Un bon graphique vaut mille mots, dit-on. On va quand même en rajouter quelques-uns pour introduire le graphique qui suit, venu d’une note très bien faite de l’INSEE. Les activités humaines conduisent à l’émission de gaz à effet de serre (GES) qu’on mesure en tonnes de CO2 ou équivalent CO2. Elles proviennent pour l’essentiel de la combustion d’énergies fossiles, soit pour la production, soit pour la consommation de chauffage et de transport des ménages. Il faut y ajouter les émissions liées à certaines activités comme la confection du ciment, la chimie ou l’élevage, et y retrancher les activités qui absorbent le carbone, comme une activité forestière bien conduite ou le stockage du carbone à la sortie des centrales thermiques ou des fours (une activité toutefois controversée puisqu’elle incite à davantage de centrales thermiques). 

Comment répartir ce montant entre les pays, notamment au regard des engagements pris au niveau international ? C’est ce que montre le graphique pour la France, dans un calcul fait par habitant. 

 

Chaque résident français émet 6,9 tonnes d’équivalent CO2 (TEC), soit pour la fabrication des biens et services (5,1 TEC), soit pour les services de chauffage et le transport pour les ménages (1,8 TEC).  

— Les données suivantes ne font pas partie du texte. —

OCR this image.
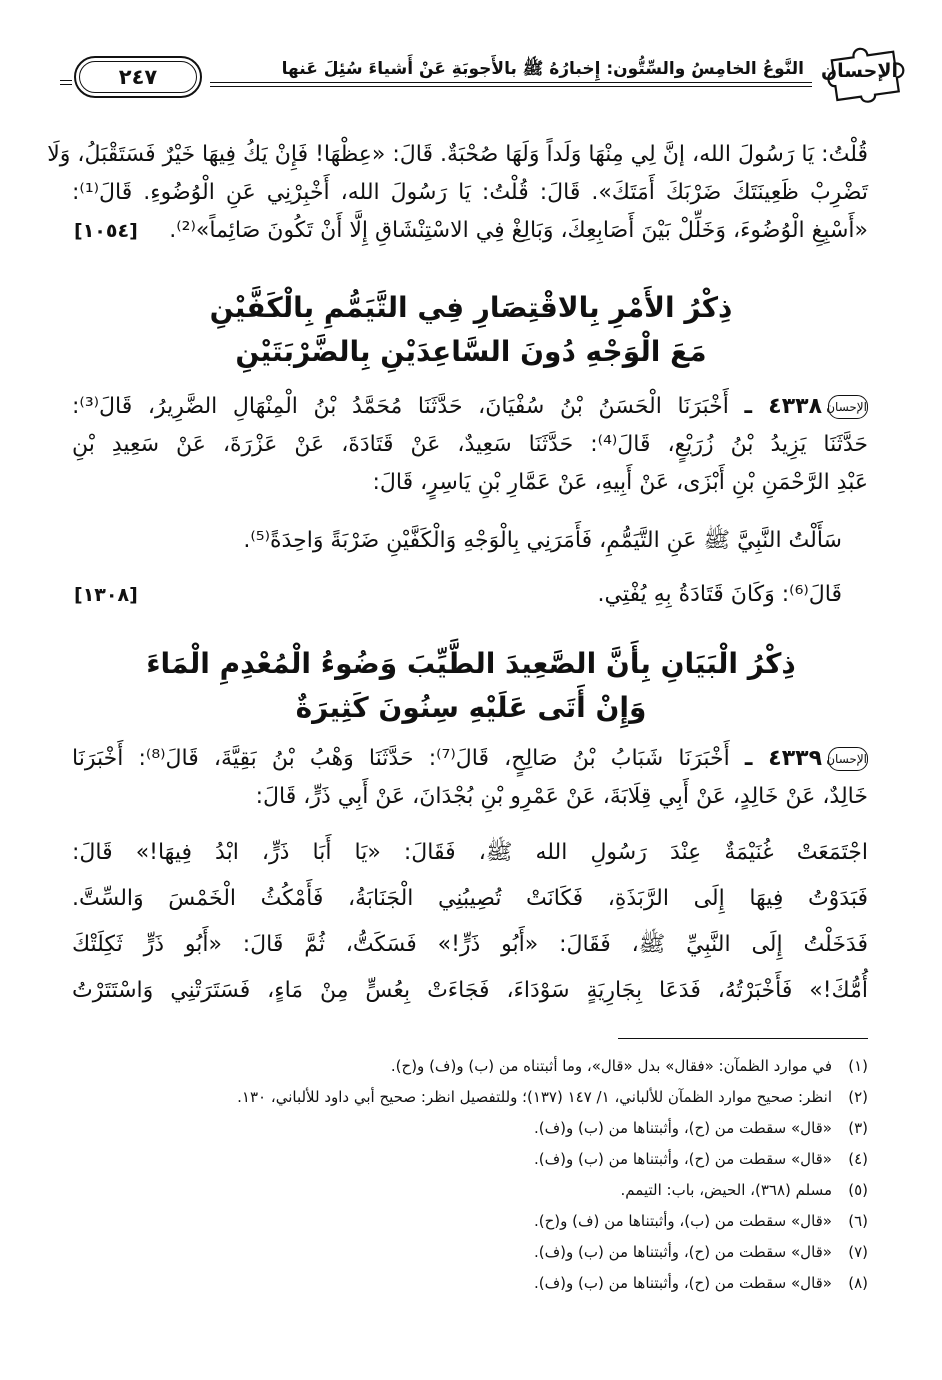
الإحسان
النَّوعُ الخامِسُ والسِّتُّون: إِخبارُهُ ﷺ بالأَجوبَةِ عَنْ أَشياءَ سُئِلَ عَنها
٢٤٧
قُلْتُ: يَا رَسُولَ الله، إنَّ لِي مِنْهَا وَلَداً وَلَهَا صُحْبَةٌ. قَالَ: «عِظْهَا! فَإِنْ يَكُ فِيهَا خَيْرٌ فَسَتَقْبَلُ، وَلَا
تَضْرِبْ ظَعِينَتَكَ ضَرْبَكَ أَمَتَكَ». قَالَ: قُلْتُ: يَا رَسُولَ الله، أَخْبِرْنِي عَنِ الْوُضُوءِ. قَالَ⁽¹⁾:
«أَسْبِغِ الْوُضُوءَ، وَخَلِّلْ بَيْنَ أَصَابِعِكَ، وَبَالِغْ فِي الاسْتِنْشَاقِ إِلَّا أَنْ تَكُونَ صَائِماً»⁽²⁾.
[١٠٥٤]
ذِكْرُ الأَمْرِ بِالاقْتِصَارِ فِي التَّيَمُّمِ بِالْكَفَّيْنِ
مَعَ الْوَجْهِ دُونَ السَّاعِدَيْنِ بِالضَّرْبَتَيْنِ
الإحسان٤٣٣٨ ـ أَخْبَرَنَا الْحَسَنُ بْنُ سُفْيَانَ، حَدَّثَنَا مُحَمَّدُ بْنُ الْمِنْهَالِ الضَّرِيرُ، قَالَ⁽³⁾:
حَدَّثَنَا يَزِيدُ بْنُ زُرَيْعٍ، قَالَ⁽⁴⁾: حَدَّثَنَا سَعِيدٌ، عَنْ قَتَادَةَ، عَنْ عَزْرَةَ، عَنْ سَعِيدِ بْنِ
عَبْدِ الرَّحْمَنِ بْنِ أَبْزَى، عَنْ أَبِيهِ، عَنْ عَمَّارِ بْنِ يَاسِرٍ، قَالَ:
سَأَلْتُ النَّبِيَّ ﷺ عَنِ التَّيَمُّمِ، فَأَمَرَنِي بِالْوَجْهِ وَالْكَفَّيْنِ ضَرْبَةً وَاحِدَةً⁽⁵⁾.
قَالَ⁽⁶⁾: وَكَانَ قَتَادَةُ بِهِ يُفْتِي.
[١٣٠٨]
ذِكْرُ الْبَيَانِ بِأَنَّ الصَّعِيدَ الطَّيِّبَ وَضُوءُ الْمُعْدِمِ الْمَاءَ
وَإِنْ أَتَى عَلَيْهِ سِنُونَ كَثِيرَةٌ
الإحسان٤٣٣٩ ـ أَخْبَرَنَا شَبَابُ بْنُ صَالِحٍ، قَالَ⁽⁷⁾: حَدَّثَنَا وَهْبُ بْنُ بَقِيَّةَ، قَالَ⁽⁸⁾: أَخْبَرَنَا
خَالِدٌ، عَنْ خَالِدٍ، عَنْ أَبِي قِلَابَةَ، عَنْ عَمْرِو بْنِ بُجْدَانَ، عَنْ أَبِي ذَرٍّ، قَالَ:
اجْتَمَعَتْ غُنَيْمَةٌ عِنْدَ رَسُولِ الله ﷺ، فَقَالَ: «يَا أَبَا ذَرٍّ، ابْدُ فِيهَا!» قَالَ:
فَبَدَوْتُ فِيهَا إِلَى الرَّبَذَةِ، فَكَانَتْ تُصِيبُنِي الْجَنَابَةُ، فَأَمْكُثُ الْخَمْسَ وَالسِّتَّ.
فَدَخَلْتُ إِلَى النَّبِيِّ ﷺ، فَقَالَ: «أَبُو ذَرٍّ!» فَسَكَتُّ، ثُمَّ قَالَ: «أَبُو ذَرٍّ ثَكِلَتْكَ
أُمُّكَ!» فَأَخْبَرْتُهُ، فَدَعَا بِجَارِيَةٍ سَوْدَاءَ، فَجَاءَتْ بِعُسٍّ مِنْ مَاءٍ، فَسَتَرَتْنِي وَاسْتَتَرْتُ
(١)في موارد الظمآن: «فقال» بدل «قال»، وما أثبتناه من (ب) و(ف) و(ح).
(٢)انظر: صحيح موارد الظمآن للألباني، ١/ ١٤٧ (١٣٧)؛ وللتفصيل انظر: صحيح أبي داود للألباني، ١٣٠.
(٣)«قال» سقطت من (ح)، وأثبتناها من (ب) و(ف).
(٤)«قال» سقطت من (ح)، وأثبتناها من (ب) و(ف).
(٥)مسلم (٣٦٨)، الحيض، باب: التيمم.
(٦)«قال» سقطت من (ب)، وأثبتناها من (ف) و(ح).
(٧)«قال» سقطت من (ح)، وأثبتناها من (ب) و(ف).
(٨)«قال» سقطت من (ح)، وأثبتناها من (ب) و(ف).
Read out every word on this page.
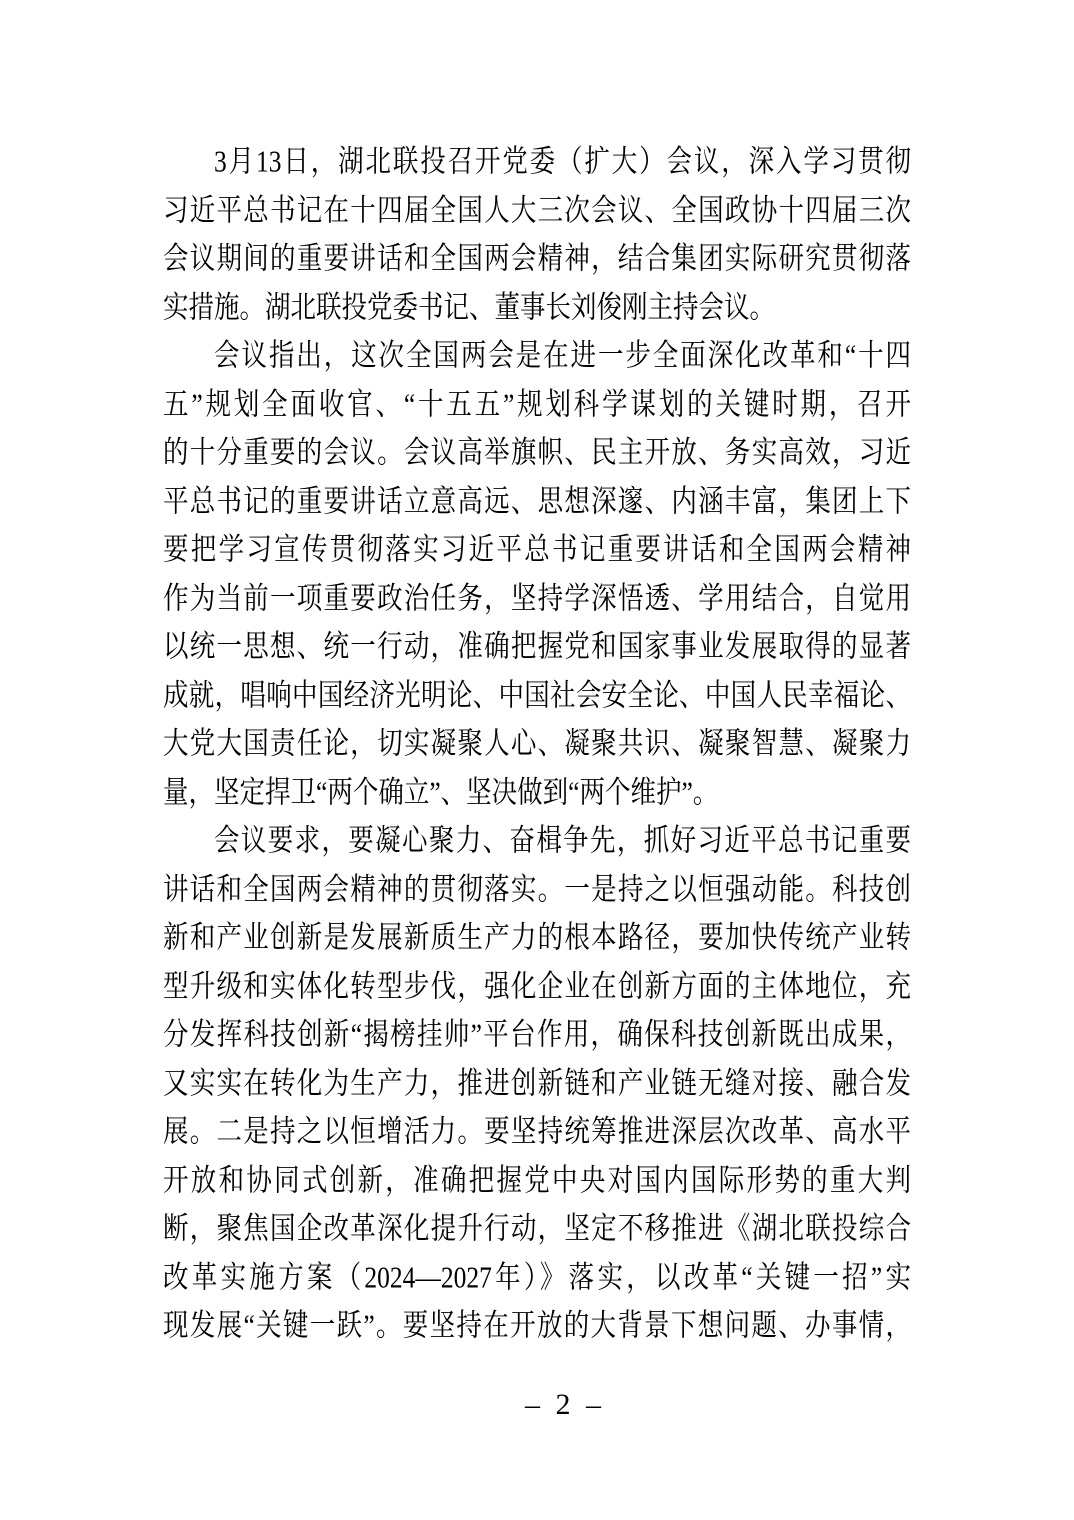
3月13日，湖北联投召开党委（扩大）会议，深入学习贯彻
习近平总书记在十四届全国人大三次会议、全国政协十四届三次
会议期间的重要讲话和全国两会精神，结合集团实际研究贯彻落
实措施。湖北联投党委书记、董事长刘俊刚主持会议。
会议指出，这次全国两会是在进一步全面深化改革和“十四
五”规划全面收官、“十五五”规划科学谋划的关键时期，召开
的十分重要的会议。会议高举旗帜、民主开放、务实高效，习近
平总书记的重要讲话立意高远、思想深邃、内涵丰富，集团上下
要把学习宣传贯彻落实习近平总书记重要讲话和全国两会精神
作为当前一项重要政治任务，坚持学深悟透、学用结合，自觉用
以统一思想、统一行动，准确把握党和国家事业发展取得的显著
成就，唱响中国经济光明论、中国社会安全论、中国人民幸福论、
大党大国责任论，切实凝聚人心、凝聚共识、凝聚智慧、凝聚力
量，坚定捍卫“两个确立”、坚决做到“两个维护”。
会议要求，要凝心聚力、奋楫争先，抓好习近平总书记重要
讲话和全国两会精神的贯彻落实。一是持之以恒强动能。科技创
新和产业创新是发展新质生产力的根本路径，要加快传统产业转
型升级和实体化转型步伐，强化企业在创新方面的主体地位，充
分发挥科技创新“揭榜挂帅”平台作用，确保科技创新既出成果，
又实实在转化为生产力，推进创新链和产业链无缝对接、融合发
展。二是持之以恒增活力。要坚持统筹推进深层次改革、高水平
开放和协同式创新，准确把握党中央对国内国际形势的重大判
断，聚焦国企改革深化提升行动，坚定不移推进《湖北联投综合
改革实施方案（2024—2027年）》落实，以改革“关键一招”实
现发展“关键一跃”。要坚持在开放的大背景下想问题、办事情，
– 2 –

Mais ce n’est qu’un (petit) bout de l’histoire, car une part de l’émission faite sur notre sol est exportée et en revanche une part de notre consommation nationale provient des importations, à destination de la production ou des ménages. Comme on le voit, on « importe » bien plus de carbone qu’on en exporte, c’est-à-dire, on importe surtout des biens à fort contenu carbone et l’inverse pour les exports.  

Au total, le bilan carbone de la France, appelé empreinte carbone, est de 9,2 TEC par habitant en 2018. À noter que les engagements internationaux des pays pris lors de la COP 21 pour faire suite aux accords de Paris de 2015, portent sur les émissions « intérieures » ou « patrimoniales » pour parler comme l’INSEE, c’est-à-dire le 6,9 plutôt que le 9,2 des émissions « nationales ». 

La même importation massive s’observe pour l’ensemble des pays européens, mais particulièrement la France, davantage forte dans les métiers de services que dans l’industrie.  

D’une certaine façon, sans que ce soit l’objectif suivi, la forte désindustrialisation du pays a consisté à exporter les activités fortement polluantes en GES. Si l’objectif avait été celui-ci, l’absurdité aurait été patente, car le carbone émis dans l’atmosphère, qu’il le soit en Asie ou en Europe, se répartit joyeusement sur toute la surface du globe sans faire de jaloux. La planète chauffe et c’est tout. 

Mais si l’objectif devient au contraire de restreindre les émissions de carbone, alors il peut être utile au Français moyen de notre statistique de réfléchir s’il est aussi pertinent que cela d’exporter les activités industrielles. Il semble, dit cet article des Echos, que l’empreinte carbone d’un vêtement fabriqué en France soit deux moins élevée qu’en Chine (20,7 contre 43,3 kg équivalent CO2), que ce soit par usage d’un énergie plus propre, par limitation des coûts logistiques ou par le choix d’une techno moins gourmande en CO2. 

Bref, un bout de réindustrialisation du pays n’a que des avantages.